If knowledge is now socially developed, what is the role of leadership in knowledge management…particularly in a world in which, as Clay Shirky suggested, anyone can publish anything…and it is up to us to filter, rather than the previous centuries-old vetting process of filter…then publish?  After all, is not knowledge management a form of filtering?

Thomas Davenport wrote off knowledge management in an op-ed piece for the Wall Street Journal last year.  He suggested that individuals focused on managing knowledge missed the boat when big data came along.

“Any chance that this idea will come back? I don’t think so. The focus of knowledge-oriented projects has shifted to incorporating it into automated decision systems. The hot technology for managing knowledge is now IBM Corp.’s Watson—very different from the traditional KM model. Big Data and analytics are also much more a focus than KM within organizations. These concepts may be declining a bit in popularity too, but companies are still very focused on making them work.”

The tag line for David Weinberger‘s book is “Rethinking knowledge now that the facts aren’t the facts, experts are everywhere, and the smartest person in the room is the room.”  In this era of machine intelligence and rapidly evolving work structures, we need to rethink knowledge.  Davenport ends his piece suggesting that one should continue to believe in knowledge management, and I agree … but as Weinberger noted, we have to be smart differently.

I am looking forward to hearing what my students make of this evolving concept!

 

One thought on “Is Knowledge Management Relevant?

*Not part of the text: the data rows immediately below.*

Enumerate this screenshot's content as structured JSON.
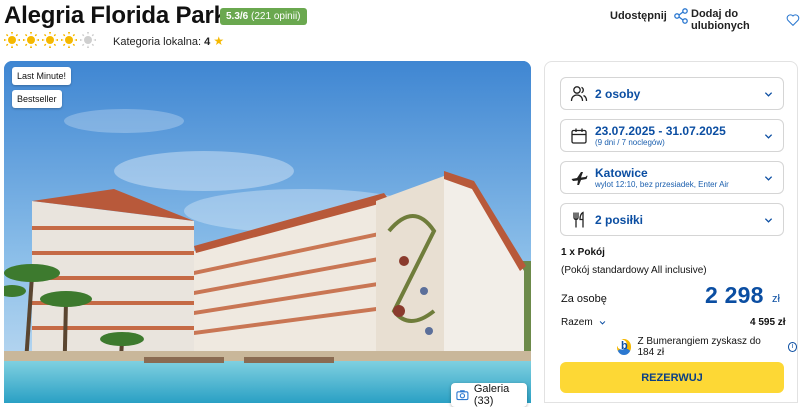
{
  "hotel": {
    "name": "Alegria Florida Park",
    "rating_score": "5.3/6",
    "rating_count": "(221 opinii)",
    "stars": 4,
    "stars_max": 5,
    "local_category_label": "Kategoria lokalna:",
    "local_category_value": "4"
  },
  "actions": {
    "share_label": "Udostępnij",
    "favorite_label": "Dodaj do ulubionych"
  },
  "photo": {
    "tags": [
      "Last Minute!",
      "Bestseller"
    ],
    "gallery_label": "Galeria (33)"
  },
  "booking": {
    "people": {
      "label": "2 osoby"
    },
    "dates": {
      "label": "23.07.2025 - 31.07.2025",
      "sub": "(9 dni / 7 noclegów)"
    },
    "flight": {
      "label": "Katowice",
      "sub": "wylot 12:10, bez przesiadek, Enter Air"
    },
    "meals": {
      "label": "2 posiłki"
    },
    "room_count": "1 x Pokój",
    "room_type": "(Pokój standardowy All inclusive)",
    "per_person_label": "Za osobę",
    "price_per_person": "2 298",
    "currency": "zł",
    "total_label": "Razem",
    "total_value": "4 595 zł",
    "bumerang_text": "Z Bumerangiem zyskasz do 184 zł",
    "reserve_label": "REZERWUJ"
  },
  "colors": {
    "accent_blue": "#0b4ea2",
    "rating_green": "#6aa84f",
    "reserve_yellow": "#fdd835",
    "star_yellow": "#f5b800"
  }
}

  1. Clay Shirky suggested, anyone can publish anything…and it is up to us to filter, rather than the previous centuries-old vetting process of filter…then publish?

    ^ While I understand this in theory when it comes to actual practice… this is actually really hard! When I consider all of the content available on the web it can be really difficult at times to ascertain if it is valid. Any suggestions on ways to “filter” more effectively?